Crise climática aprofunda as desigualdades de gênero, de raça e de classe social

A segunda palestrante da mesa, Michelle Ferreti, do Instituto Alziras (ONG que objetiva ampliar e fortalecer a presença de mulheres, em toda sua diversidade, na política e na gestão pública), iniciou sua fala lembrando a importância de incorporar a perspectiva de gênero e raça nos debates sobre a transição energética e lembrou que as conferências do clima são espaços importantes, mas são mediados por muitos interesses. Para ela, a atuação do movimento sindical nesta agenda é muito importante para uma transição justa.
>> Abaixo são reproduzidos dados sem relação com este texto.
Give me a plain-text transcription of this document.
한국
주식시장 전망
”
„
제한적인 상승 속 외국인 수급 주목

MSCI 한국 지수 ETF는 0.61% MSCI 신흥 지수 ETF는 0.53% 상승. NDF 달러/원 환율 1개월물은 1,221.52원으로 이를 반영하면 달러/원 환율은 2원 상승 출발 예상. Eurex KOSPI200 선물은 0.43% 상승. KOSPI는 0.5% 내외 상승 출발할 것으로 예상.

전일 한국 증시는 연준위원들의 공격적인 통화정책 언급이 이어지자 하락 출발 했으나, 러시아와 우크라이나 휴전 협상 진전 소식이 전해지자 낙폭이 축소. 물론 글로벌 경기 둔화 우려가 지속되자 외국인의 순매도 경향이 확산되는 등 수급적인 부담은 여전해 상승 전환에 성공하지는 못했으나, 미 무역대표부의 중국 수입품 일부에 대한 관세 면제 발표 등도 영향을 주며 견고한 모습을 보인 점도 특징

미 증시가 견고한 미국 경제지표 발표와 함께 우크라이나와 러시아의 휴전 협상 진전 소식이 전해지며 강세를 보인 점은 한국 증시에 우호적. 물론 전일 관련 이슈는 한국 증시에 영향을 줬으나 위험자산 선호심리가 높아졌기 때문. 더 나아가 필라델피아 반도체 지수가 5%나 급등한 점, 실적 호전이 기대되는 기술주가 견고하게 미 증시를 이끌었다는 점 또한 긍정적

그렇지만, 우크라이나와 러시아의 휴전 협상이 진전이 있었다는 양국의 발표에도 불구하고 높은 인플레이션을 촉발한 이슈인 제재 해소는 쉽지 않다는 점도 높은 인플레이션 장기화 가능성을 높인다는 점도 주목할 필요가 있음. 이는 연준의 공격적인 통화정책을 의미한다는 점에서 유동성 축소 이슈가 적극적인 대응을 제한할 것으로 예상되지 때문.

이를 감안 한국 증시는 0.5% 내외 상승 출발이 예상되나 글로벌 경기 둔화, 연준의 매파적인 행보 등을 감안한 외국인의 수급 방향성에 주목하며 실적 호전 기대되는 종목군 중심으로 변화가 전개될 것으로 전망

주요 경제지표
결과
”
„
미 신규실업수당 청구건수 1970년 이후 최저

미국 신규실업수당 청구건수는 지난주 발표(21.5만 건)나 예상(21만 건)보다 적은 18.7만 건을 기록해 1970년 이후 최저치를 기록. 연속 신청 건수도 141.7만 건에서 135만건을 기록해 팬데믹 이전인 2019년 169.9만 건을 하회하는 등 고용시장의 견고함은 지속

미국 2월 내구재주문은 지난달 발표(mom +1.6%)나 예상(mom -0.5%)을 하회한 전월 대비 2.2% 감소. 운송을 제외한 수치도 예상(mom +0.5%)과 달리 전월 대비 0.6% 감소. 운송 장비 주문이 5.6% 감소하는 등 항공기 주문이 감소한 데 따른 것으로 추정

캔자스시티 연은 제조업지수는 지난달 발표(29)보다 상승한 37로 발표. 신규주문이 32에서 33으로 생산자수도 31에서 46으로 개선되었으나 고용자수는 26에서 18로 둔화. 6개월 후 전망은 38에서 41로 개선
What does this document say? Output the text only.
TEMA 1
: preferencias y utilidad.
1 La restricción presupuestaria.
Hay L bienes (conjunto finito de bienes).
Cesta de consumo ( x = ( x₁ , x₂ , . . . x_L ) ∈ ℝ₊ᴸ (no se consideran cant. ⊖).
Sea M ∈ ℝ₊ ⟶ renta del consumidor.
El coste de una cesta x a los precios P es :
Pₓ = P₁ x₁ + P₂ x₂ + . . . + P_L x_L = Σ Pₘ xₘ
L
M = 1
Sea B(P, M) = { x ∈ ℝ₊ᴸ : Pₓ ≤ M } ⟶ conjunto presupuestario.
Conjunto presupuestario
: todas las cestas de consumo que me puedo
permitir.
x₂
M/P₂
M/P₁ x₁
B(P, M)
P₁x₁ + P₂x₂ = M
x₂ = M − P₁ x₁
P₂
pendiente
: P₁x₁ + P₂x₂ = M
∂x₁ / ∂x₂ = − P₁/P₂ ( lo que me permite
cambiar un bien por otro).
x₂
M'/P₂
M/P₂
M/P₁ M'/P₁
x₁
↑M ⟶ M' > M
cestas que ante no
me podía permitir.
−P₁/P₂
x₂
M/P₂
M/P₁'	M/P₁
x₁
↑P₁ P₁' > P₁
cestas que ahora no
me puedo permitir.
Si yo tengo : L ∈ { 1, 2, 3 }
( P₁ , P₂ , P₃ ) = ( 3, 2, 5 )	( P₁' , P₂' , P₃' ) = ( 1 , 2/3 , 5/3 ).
Foto: Alessandra Murteira/FUP

Ela lembrou que o planeta é compartilhado, mas os efeitos do aquecimento global são diferentes para diferentes regiões e populações. “O que está havendo é um aprofundamento das desigualdades de gênero, de raça e de classe social, ampliando os abismos que já vivemos no mundo, por isso surgem uma série de conceitos como o racismo ambiental, porque as populações que estão nas periferias são as que mais sofrem. Justiça climática é outro exemplo, de um debate de fundo que vem sendo feito pelo movimento sindical, conectando a luta do racismo ambiental, com a questão fundiária do país e a soberania energética”. Ela lembrou que na tragédia climática do RS, as mulheres, por exemplo, são as que mais estão sendo afetadas e entre elas, a população negra. A sobrecarga aumentou e foram elas que perderam os empregos.
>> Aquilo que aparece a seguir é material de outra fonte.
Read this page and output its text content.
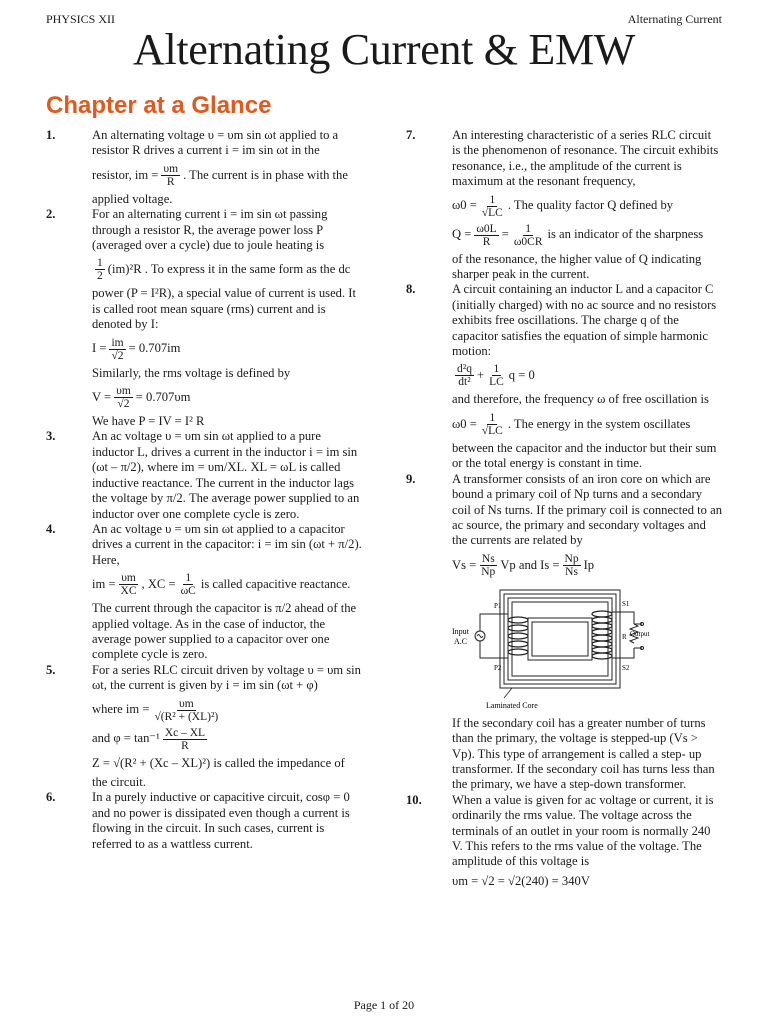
PHYSICS XII	Alternating Current
Alternating Current & EMW
Chapter at a Glance
1.	An alternating voltage υ = υm sin ωt applied to a resistor R drives a current i = im sin ωt in the

resistor, im = $\frac{\upsilon m}{R}$ . The current is in phase with the

applied voltage.

2.	For an alternating current i = im sin ωt passing through a resistor R, the average power loss P (averaged over a cycle) due to joule heating is

$\frac{1}{2} (im)^2R$ . To express it in the same form as the dc

power (P = I²R), a special value of current is used. It is called root mean square (rms) current and is denoted by I:

$I = \frac{im}{√2} = 0.707im$

Similarly, the rms voltage is defined by

$V = \frac{\upsilon m}{√2} = 0.707\upsilon m$

We have P = IV = I² R

3.	An ac voltage υ = υm sin ωt applied to a pure inductor L, drives a current in the inductor i = im sin (ωt – π/2), where im = υm/XL. XL = ωL is called inductive reactance. The current in the inductor lags the voltage by π/2. The average power supplied to an inductor over one complete cycle is zero.

4.	An ac voltage υ = υm sin ωt applied to a capacitor drives a current in the capacitor: i = im sin (ωt + π/2). Here,

im = $\frac{\upsilon m}{XC}$ , XC = $\frac{1}{\omega C}$ is called capacitive reactance.

The current through the capacitor is π/2 ahead of the applied voltage. As in the case of inductor, the average power supplied to a capacitor over one complete cycle is zero.

5.	For a series RLC circuit driven by voltage υ = υm sin ωt, the current is given by i = im sin (ωt + φ)

where im = $\frac{\upsilon m}{\text{√(R² + (XL)²)}}$
and $\varphi = \tan^{-1} \frac{Xc - XL}{R}$
Z = √(R² + (Xc – XL)²)
is called the impedance of

the circuit.

6.	In a purely inductive or capacitive circuit, cosφ = 0 and no power is dissipated even though a current is flowing in the circuit. In such cases, current is referred to as a wattless current.

7.	An interesting characteristic of a series RLC circuit is the phenomenon of resonance. The circuit exhibits resonance, i.e., the amplitude of the current is maximum at the resonant frequency,

$\omega 0 = \frac{1}{√LC}$ . The quality factor Q defined by
$Q = \frac{\omega 0L}{R} = \frac{1}{\omega 0CR}$ is an indicator of the sharpness

of the resonance, the higher value of Q indicating sharper peak in the current.

8.	A circuit containing an inductor L and a capacitor C (initially charged) with no ac source and no resistors exhibits free oscillations. The charge q of the capacitor satisfies the equation of simple harmonic motion:

$\frac{\text{d²q}}{\text{dt²}} + \frac{1}{LC}$ q = 0

and therefore, the frequency ω of free oscillation is

$\omega 0 = \frac{1}{√LC}$ . The energy in the system oscillates

between the capacitor and the inductor but their sum or the total energy is constant in time.

9.	A transformer consists of an iron core on which are bound a primary coil of Np turns and a secondary coil of Ns turns. If the primary coil is connected to an ac source, the primary and secondary voltages and the currents are related by

$Vs = \frac{Ns}{Np}$ Vp and $Is = \frac{Np}{Ns}$ Ip
Input
A.C
P1
P2
S1
S2
R Output
Laminated Core

If the secondary coil has a greater number of turns than the primary, the voltage is stepped-up (Vs > Vp). This type of arrangement is called a step- up transformer. If the secondary coil has turns less than the primary, we have a step-down transformer.

10. When a value is given for ac voltage or current, it is ordinarily the rms value. The voltage across the terminals of an outlet in your room is normally 240 V. This refers to the rms value of the voltage. The amplitude of this voltage is

υm = √2 = √2(240) = 340V
Page 1 of 20
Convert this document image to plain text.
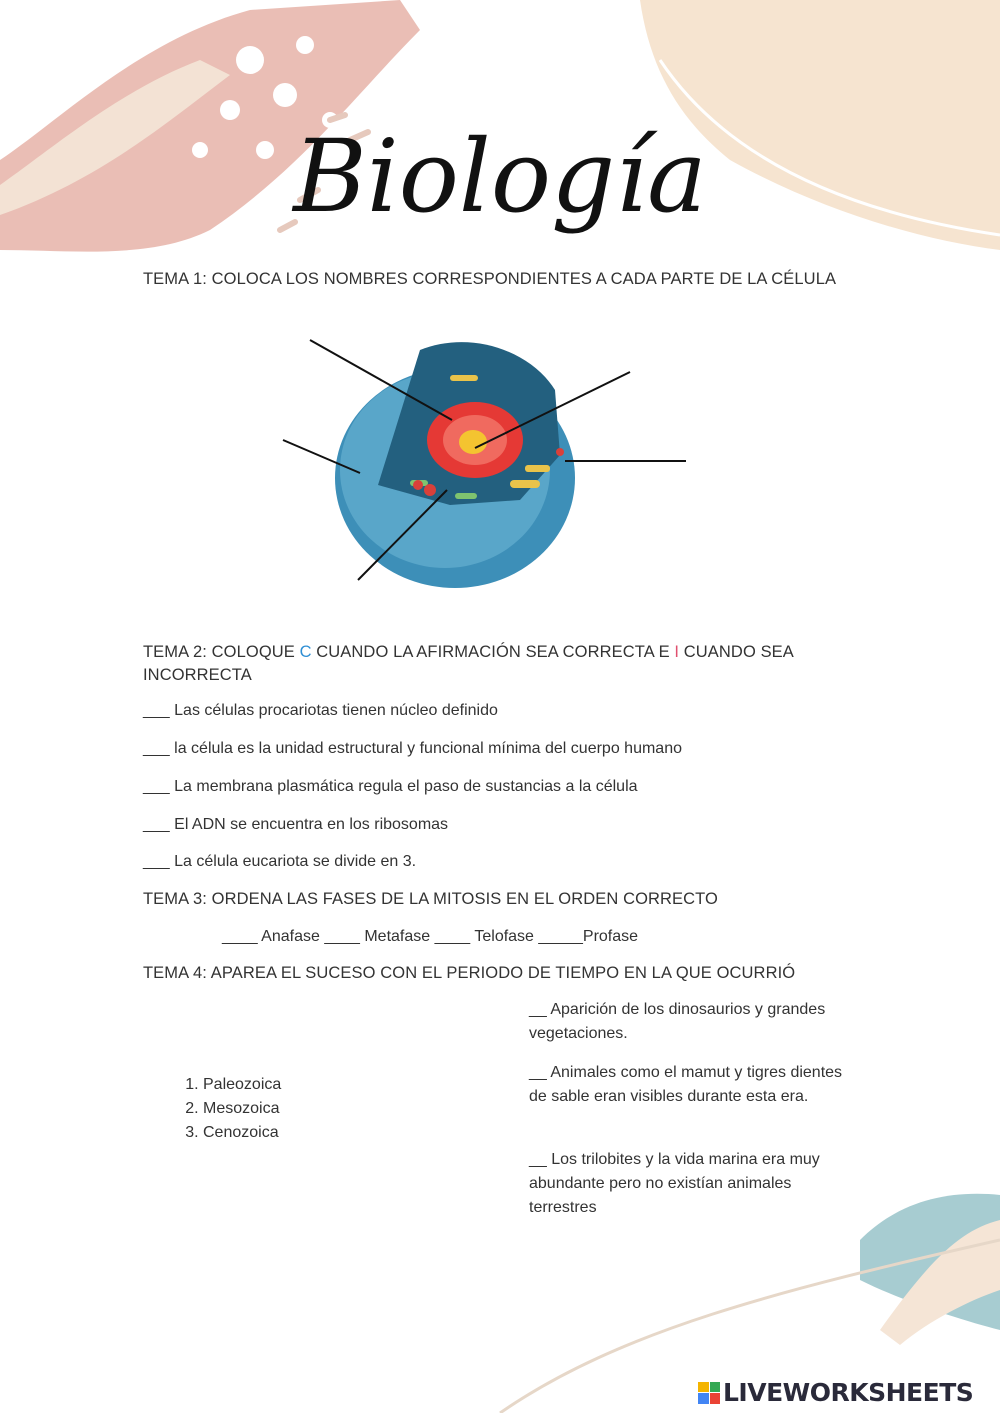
Biología
TEMA 1: COLOCA LOS NOMBRES CORRESPONDIENTES A CADA PARTE DE LA CÉLULA
TEMA 2: COLOQUE C CUANDO LA AFIRMACIÓN SEA CORRECTA E I CUANDO SEA
INCORRECTA
___ Las células procariotas tienen núcleo definido
___ la célula es la unidad estructural y funcional mínima del cuerpo humano
___ La membrana plasmática regula el paso de sustancias a la célula
___ El ADN se encuentra en los ribosomas
___ La célula eucariota se divide en 3.
TEMA 3: ORDENA LAS FASES DE LA MITOSIS EN EL ORDEN CORRECTO
____ Anafase ____ Metafase ____ Telofase _____Profase
TEMA 4: APAREA EL SUCESO CON EL PERIODO DE TIEMPO EN LA QUE OCURRIÓ
1. Paleozoica
2. Mesozoica
3. Cenozoica
__ Aparición de los dinosaurios y grandes vegetaciones.
__ Animales como el mamut y tigres dientes de sable eran visibles durante esta era.
__ Los trilobites y la vida marina era muy abundante pero no existían animales terrestres
LIVEWORKSHEETS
Uma realidade ainda difícil, num país que tem pessoas sem acesso à energia em suas casas, enquanto em outros, como a Alemanha, os sindicatos conseguiram compromisso do estado de zero demissões frente a transição energética e o compromisso de que, se o trabalhador perder o emprego, o estado alemão assumirá a recolocação ou a diferença salarial que possa vir a ocorrer. Acrescentou que o Brasil tem uma oportunidade política e geopolítica, para construir uma agenda em torno de uma industrialização, uma oportunidade de construir relações diplomáticas. “O ano que vem o Brasil sedia a COP 30 e ninguém melhor do que os petroleiros, a Petrobrás, para fazer este debate. Só a categoria petroleira tem condições de olhar para essa questão além dos seus próprios interesses, olhando para os demais trabalhadores e por uma transição justa para todo mundo”, finalizou.
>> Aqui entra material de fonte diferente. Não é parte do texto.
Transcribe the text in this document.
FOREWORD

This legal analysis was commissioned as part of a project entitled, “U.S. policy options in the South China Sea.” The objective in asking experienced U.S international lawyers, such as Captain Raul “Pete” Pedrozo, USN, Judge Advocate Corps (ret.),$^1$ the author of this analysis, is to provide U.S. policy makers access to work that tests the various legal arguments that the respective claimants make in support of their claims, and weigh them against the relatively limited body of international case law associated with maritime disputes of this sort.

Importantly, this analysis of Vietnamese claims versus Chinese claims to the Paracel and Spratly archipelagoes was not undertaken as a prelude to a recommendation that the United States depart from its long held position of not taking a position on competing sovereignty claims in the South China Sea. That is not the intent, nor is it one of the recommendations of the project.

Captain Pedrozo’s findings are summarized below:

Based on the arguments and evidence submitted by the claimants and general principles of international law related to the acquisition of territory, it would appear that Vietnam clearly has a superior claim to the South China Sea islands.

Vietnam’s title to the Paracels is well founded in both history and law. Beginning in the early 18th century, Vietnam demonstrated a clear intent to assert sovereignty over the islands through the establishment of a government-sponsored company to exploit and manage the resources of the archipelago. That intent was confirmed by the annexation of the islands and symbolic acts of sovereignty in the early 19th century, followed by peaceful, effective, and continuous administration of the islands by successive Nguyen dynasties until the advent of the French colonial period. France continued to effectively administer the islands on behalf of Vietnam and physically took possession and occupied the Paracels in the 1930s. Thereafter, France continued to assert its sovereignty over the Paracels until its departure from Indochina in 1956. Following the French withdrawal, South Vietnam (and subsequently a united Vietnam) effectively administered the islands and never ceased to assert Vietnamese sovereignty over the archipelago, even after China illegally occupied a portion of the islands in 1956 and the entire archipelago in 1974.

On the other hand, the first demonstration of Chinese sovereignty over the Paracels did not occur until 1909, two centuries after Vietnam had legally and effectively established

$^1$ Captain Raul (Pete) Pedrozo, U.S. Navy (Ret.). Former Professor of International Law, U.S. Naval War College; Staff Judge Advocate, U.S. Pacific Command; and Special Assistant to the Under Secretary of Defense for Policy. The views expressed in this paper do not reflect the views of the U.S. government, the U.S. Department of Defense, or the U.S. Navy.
POSSIBILIDADE DE AVANÇAR NO DEBATE

Durante as falas dos participantes, foram muitas as colocações dos petroleiros e petroleiras sobre o tema. A presidenta do Sindipetro-RS, Miriam Cabreira, que participou representando a FUP da reunião do Clima, em Dubai, em 2023, lembrou a dimensão do debate. Para a dirigente, há muitos aspectos para o mundo do trabalho e o movimento sindical debater sobre a transição energética. Ela alertou que crise climática é uma bandeira invocada para justificar a emergência da transição, mas o que há, acrescentou, é uma disputa pela nova fronteira do desenvolvimento tecnológico. “No norte global, como nos EUA, Alemanha e Espanha, os trabalhadores fazem parte dos planos de transição energética, e no Brasil, no sul global, estamos lutando para manter as empresas estatais frente a uma bandeira de desestatizar para descarbonizar, um projeto de privatização que quer manter o sul global em uma estrutura de trabalho de colônia e colonizados. Quando descobrimos o pré-sal, tivemos como exemplo a Noruega para utilização dos recursos desta riqueza e sofremos um golpe e foi muito difícil enraizar este discurso importante na sociedade. Na transição energética temos uma possibilidade de avançar no debate com a sociedade”, finalizou ela.